- STEVE FORBERT: STREETS OF THIS TOWN: 1988: This was Steve Forbert’s first album in six years due in part because of legal issues with his record company who wouldn’t release the album he turned in and wouldn’t release him from his contract. This album was produced by E-Street Band bassist Garry Tallent. Forbert’s best album since his debut. Don’t Tell Me I Know, The Streets of This Town, Perfect Stranger and I Blinked Once are among the favorites on this album.
- JOHN PRINE: SWEET REVENGE: 1973: 4 1/2 STARS OUT OF 5 STARS: Prine’s third album- and another winner. Nothing will ever match the debut album but this one comes close. Sweet Revenge, Please Don’t Bury Me, Christmas In Prison, Grandpa Was A Carpenter, Blue Umbrella are standouts- not a song I don’t like on this.
- DONNA SUMMER: DONNA SUMMER: 1982: 3 STARS OUT OF 5 STARS: This album was a disappointment coming after 1980’s The Wanderer. Love Is In Control was a hit #10 but the other two singles were only minor hits- State Of Independence #41 and The Woman In Me #33. Not a bad album but one that was never in heavy rotation on my turn table. Quincy Jones was the producer on this album a few months later he’d have Michael Jackson’s Thriller.

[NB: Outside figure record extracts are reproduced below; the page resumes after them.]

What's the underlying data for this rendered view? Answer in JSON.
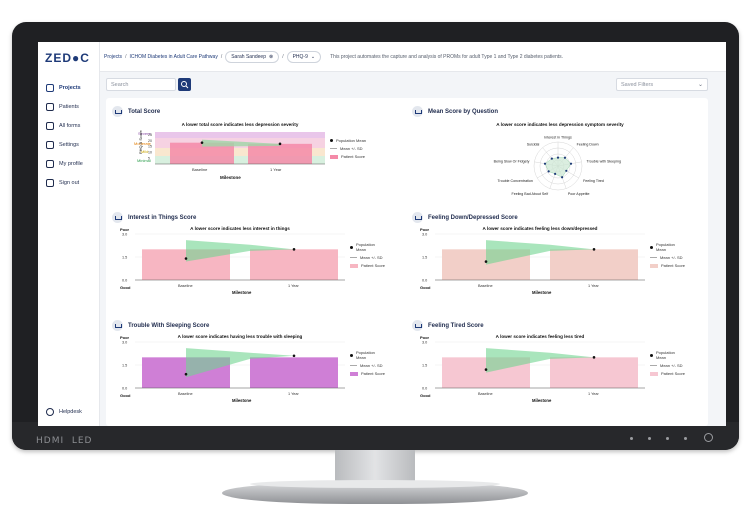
{
  "app": {
    "logo": "ZED●C"
  },
  "sidebar": {
    "items": [
      {
        "label": "Projects",
        "icon": "clipboard-icon",
        "active": true
      },
      {
        "label": "Patients",
        "icon": "user-icon"
      },
      {
        "label": "All forms",
        "icon": "forms-icon"
      },
      {
        "label": "Settings",
        "icon": "sliders-icon"
      },
      {
        "label": "My profile",
        "icon": "profile-icon"
      },
      {
        "label": "Sign out",
        "icon": "sign-out-icon"
      }
    ],
    "help": "Helpdesk"
  },
  "topbar": {
    "crumb1": "Projects",
    "crumb2": "ICHOM Diabetes in Adult Care Pathway",
    "patient": "Sarah Sandeep",
    "form": "PHQ-9",
    "description": "This project automates the capture and analysis of PROMs for adult Type 1 and Type 2 diabetes patients."
  },
  "search": {
    "placeholder": "Search"
  },
  "filters": {
    "placeholder": "Saved Filters"
  },
  "cards": {
    "total": {
      "title": "Total Score",
      "subtitle": "A lower total score indicates less depression severity",
      "ylabel": "PHQ-9 Score",
      "xlabel": "Milestone",
      "bands": [
        "Severe",
        "Moderate",
        "Mild",
        "Minimal"
      ],
      "ticks": [
        "25",
        "20",
        "15",
        "10",
        "5"
      ],
      "categories": [
        "Baseline",
        "1 Year"
      ],
      "legend": [
        "Population Mean",
        "Mean +/- SD",
        "Patient Score"
      ]
    },
    "mean": {
      "title": "Mean Score by Question",
      "subtitle": "A lower score indicates less depression symptom severity",
      "axes": [
        "Interest in Things",
        "Feeling Down",
        "Trouble with Sleeping",
        "Feeling Tired",
        "Poor Appetite",
        "Feeling Bad About Self",
        "Trouble Concentration",
        "Being Slow Or Fidgety",
        "Suicidal"
      ]
    },
    "interest": {
      "title": "Interest in Things Score",
      "subtitle": "A lower score indicates less interest in things"
    },
    "down": {
      "title": "Feeling Down/Depressed Score",
      "subtitle": "A lower score indicates feeling less down/depressed"
    },
    "sleep": {
      "title": "Trouble With Sleeping Score",
      "subtitle": "A lower score indicates having less trouble with sleeping"
    },
    "tired": {
      "title": "Feeling Tired Score",
      "subtitle": "A lower score indicates feeling less tired"
    }
  },
  "small_chart": {
    "poor": "Poor",
    "good": "Good",
    "ticks": [
      "3.0",
      "1.5",
      "0.0"
    ],
    "categories": [
      "Baseline",
      "1 Year"
    ],
    "xlabel": "Milestone",
    "legend": [
      "Population Mean",
      "Mean +/- SD",
      "Patient Score"
    ]
  },
  "chart_data": [
    {
      "type": "bar",
      "title": "A lower total score indicates less depression severity",
      "categories": [
        "Baseline",
        "1 Year"
      ],
      "series": [
        {
          "name": "Patient Score",
          "values": [
            18,
            17
          ]
        },
        {
          "name": "Population Mean",
          "values": [
            18,
            17
          ]
        }
      ],
      "ylim": [
        0,
        27
      ]
    },
    {
      "type": "bar",
      "title": "A lower score indicates less interest in things",
      "categories": [
        "Baseline",
        "1 Year"
      ],
      "series": [
        {
          "name": "Patient Score",
          "values": [
            2,
            2
          ]
        },
        {
          "name": "Population Mean",
          "values": [
            1.4,
            2.0
          ]
        }
      ],
      "ylim": [
        0,
        3
      ]
    },
    {
      "type": "bar",
      "title": "A lower score indicates feeling less down/depressed",
      "categories": [
        "Baseline",
        "1 Year"
      ],
      "series": [
        {
          "name": "Patient Score",
          "values": [
            2,
            2
          ]
        },
        {
          "name": "Population Mean",
          "values": [
            1.2,
            2.0
          ]
        }
      ],
      "ylim": [
        0,
        3
      ]
    },
    {
      "type": "bar",
      "title": "A lower score indicates having less trouble with sleeping",
      "categories": [
        "Baseline",
        "1 Year"
      ],
      "series": [
        {
          "name": "Patient Score",
          "values": [
            2,
            2
          ]
        },
        {
          "name": "Population Mean",
          "values": [
            0.9,
            2.1
          ]
        }
      ],
      "ylim": [
        0,
        3
      ]
    },
    {
      "type": "bar",
      "title": "A lower score indicates feeling less tired",
      "categories": [
        "Baseline",
        "1 Year"
      ],
      "series": [
        {
          "name": "Patient Score",
          "values": [
            2,
            2
          ]
        },
        {
          "name": "Population Mean",
          "values": [
            1.2,
            2.0
          ]
        }
      ],
      "ylim": [
        0,
        3
      ]
    }
  ],
  "colors": {
    "brand": "#1e3a78",
    "pink": "#f7b6c2",
    "purple": "#cf7fd6",
    "lightpink": "#f6c7d2",
    "green": "#7ddc9e"
  }
}
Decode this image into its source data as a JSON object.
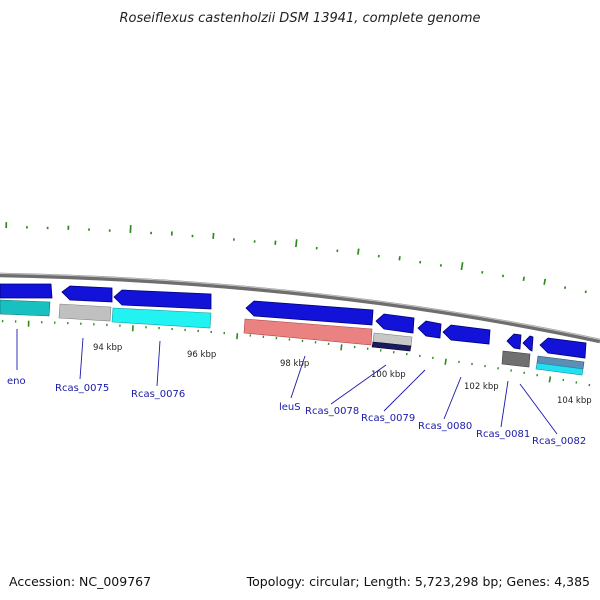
{
  "title": "Roseiflexus castenholzii DSM 13941, complete genome",
  "footer": {
    "accession": "Accession: NC_009767",
    "summary": "Topology: circular; Length: 5,723,298 bp; Genes: 4,385"
  },
  "colors": {
    "backbone": "#8a8a8a",
    "gc_ticks": "#2e8b1e",
    "cds_forward": "#1010e0",
    "label": "#1a1aa8",
    "trna": "#e88080",
    "cog_gray": "#b8b8b8",
    "cog_cyan": "#20f0f0",
    "cog_teal": "#18c0c0",
    "cog_dark": "#1a1a60"
  },
  "scale": {
    "labels": [
      "94 kbp",
      "96 kbp",
      "98 kbp",
      "100 kbp",
      "102 kbp",
      "104 kbp"
    ]
  },
  "genes": [
    {
      "name": "eno",
      "strand": "reverse",
      "cog_color": "#18c0c0"
    },
    {
      "name": "Rcas_0075",
      "strand": "reverse",
      "cog_color": "#b8b8b8"
    },
    {
      "name": "Rcas_0076",
      "strand": "reverse",
      "cog_color": "#20f0f0"
    },
    {
      "name": "leuS",
      "strand": "reverse",
      "cog_color": "#e88080"
    },
    {
      "name": "Rcas_0078",
      "strand": "reverse",
      "cog_color": "#b8b8b8"
    },
    {
      "name": "Rcas_0079",
      "strand": "reverse",
      "cog_color": ""
    },
    {
      "name": "Rcas_0080",
      "strand": "reverse",
      "cog_color": ""
    },
    {
      "name": "Rcas_0081",
      "strand": "reverse",
      "cog_color": "#707070"
    },
    {
      "name": "Rcas_0082",
      "strand": "reverse",
      "cog_color": "#5090c0"
    }
  ]
}
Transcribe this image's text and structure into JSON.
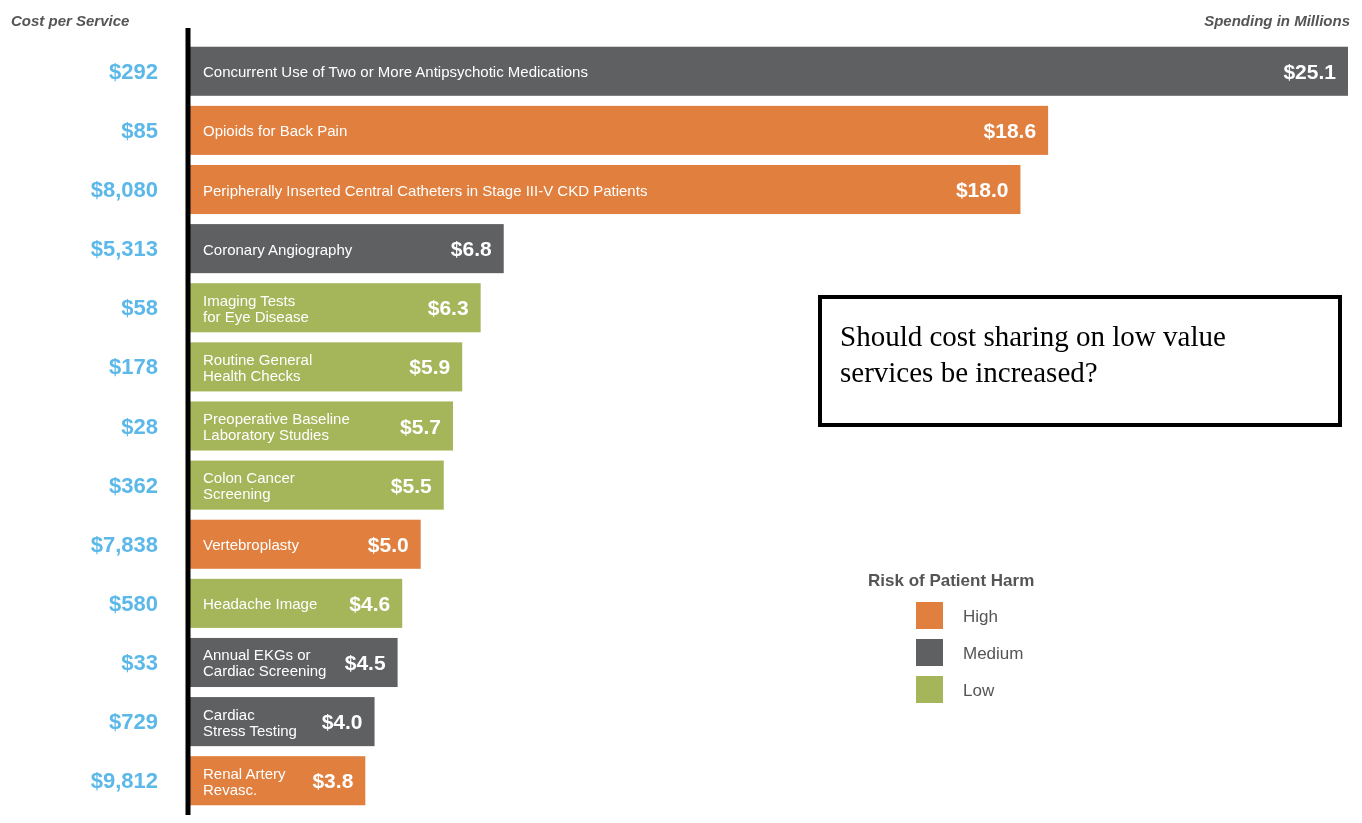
{
  "chart_data": {
    "type": "bar",
    "orientation": "horizontal",
    "ylabel": "Cost per Service",
    "xlabel": "Spending in Millions",
    "legend_title": "Risk of Patient Harm",
    "legend": "right",
    "categories": [
      "Concurrent Use of Two or More Antipsychotic Medications",
      "Opioids for Back Pain",
      "Peripherally Inserted Central Catheters in Stage III-V CKD Patients",
      "Coronary Angiography",
      "Imaging Tests for Eye Disease",
      "Routine General Health Checks",
      "Preoperative Baseline Laboratory Studies",
      "Colon Cancer Screening",
      "Vertebroplasty",
      "Headache Image",
      "Annual EKGs or Cardiac Screening",
      "Cardiac Stress Testing",
      "Renal Artery Revasc."
    ],
    "series": [
      {
        "name": "High",
        "color": "#e07f3e",
        "values": [
          null,
          18.6,
          18.0,
          null,
          null,
          null,
          null,
          null,
          5.0,
          null,
          null,
          null,
          3.8
        ],
        "value_labels": [
          null,
          "$18.6",
          "$18.0",
          null,
          null,
          null,
          null,
          null,
          "$5.0",
          null,
          null,
          null,
          "$3.8"
        ]
      },
      {
        "name": "Medium",
        "color": "#5f6062",
        "values": [
          25.1,
          null,
          null,
          6.8,
          null,
          null,
          null,
          null,
          null,
          null,
          4.5,
          4.0,
          null
        ],
        "value_labels": [
          "$25.1",
          null,
          null,
          "$6.8",
          null,
          null,
          null,
          null,
          null,
          null,
          "$4.5",
          "$4.0",
          null
        ]
      },
      {
        "name": "Low",
        "color": "#a5b55a",
        "values": [
          null,
          null,
          null,
          null,
          6.3,
          5.9,
          5.7,
          5.5,
          null,
          4.6,
          null,
          null,
          null
        ],
        "value_labels": [
          null,
          null,
          null,
          null,
          "$6.3",
          "$5.9",
          "$5.7",
          "$5.5",
          null,
          "$4.6",
          null,
          null,
          null
        ]
      }
    ],
    "annotations": [
      "$292",
      "$85",
      "$8,080",
      "$5,313",
      "$58",
      "$178",
      "$28",
      "$362",
      "$7,838",
      "$580",
      "$33",
      "$729",
      "$9,812",
      "Should cost sharing on low value services be increased?"
    ]
  }
}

- THE BEACH BOYS: FUN, FUN, FUN: 1964: 3 1/2 STARS OUT OF 5 STARS: Originally issued as Shut Down Volume 2- it was re-issued later as Fun Fun Fun. The albums has three well known Beach Boys hits- Fun, Fun, Fun,#4 Don’t Worry Baby#24- how did this only get to #24?? [one of my favorite Beach Boy songs ever} and The Warmth Of The Sun which wasn’t a single. A lot of filler filling out the album. The famous Wrecking Crew makes some appearances on the album.
- THE BEACH BOYS: DANCE, DANCE, DANCE: 1965: A re-issue of The Beach Boys Today under a new name and packaged together with “Fun Fun Fun.” This one is much better- not just hits and filler. The first version of Help Me Ronda is on this album but it would be a later version with a different arrangement that we know as a hit song as Help Me Rhonda. Dance, Dance Dance, When I Grow Up To Be A Man were top 10 hits, Please Let Me Wonder failed to crack the Top 40. The album of course can’t be compared to Pet Sounds which would come along a year later but listening to this you can see Brian Wilson’s writing heading into that direction.
- THE KINKS: WORD OF MOUTH: 1984: 4 STARS OUT OF 5 STARS: One of the better later day Kinks albums. Do It Again, Good Day, Living On A Thin Line are standouts. Living On A Thin Line was featured in an episode of The Sopranos. The song was also the played recently in the final episode of Vice Principals.
- RANDY NEWMAN: RANDY NEWMAN: 1968: 5 STARS OUT OF 5 STARS: For the longest time I wasn’t wild about this album due to the orchestration. My opinion has changed over the years. Great songwriting on Newman’s debut -many of them were covered by other artists. Bet No One Ever Hurt This Bad, Living Without You, I Think It’s Going To Rain Today, Davy The Fat Boy, So Long Dad among my favorites. Rolling Stone nailed it when they wrote “a mood of bitter longing for affection characterizes the album.”
- JOE JACKSON: I’M THE MAN: 1979: 5 STARS OUT OF 5 STARS: No sophomore jinx here. A strong follow up after a fine debut album earlier in the same year. It’s Different With Girls was #5 hit in UK but failed to crack the Hot 100 in US. Favorites- On The Radio, Kinda Kute, It’s Different With Girls, I’m The Man, Don’t Wanna Be Like That, Friday. As good as Look Sharp! The album followed the similar style and formula of the debut- but Jackson would soon branch out.
listened to hours 2 and 3 of this weeks Neon Beat with host John Christopher on Radio George.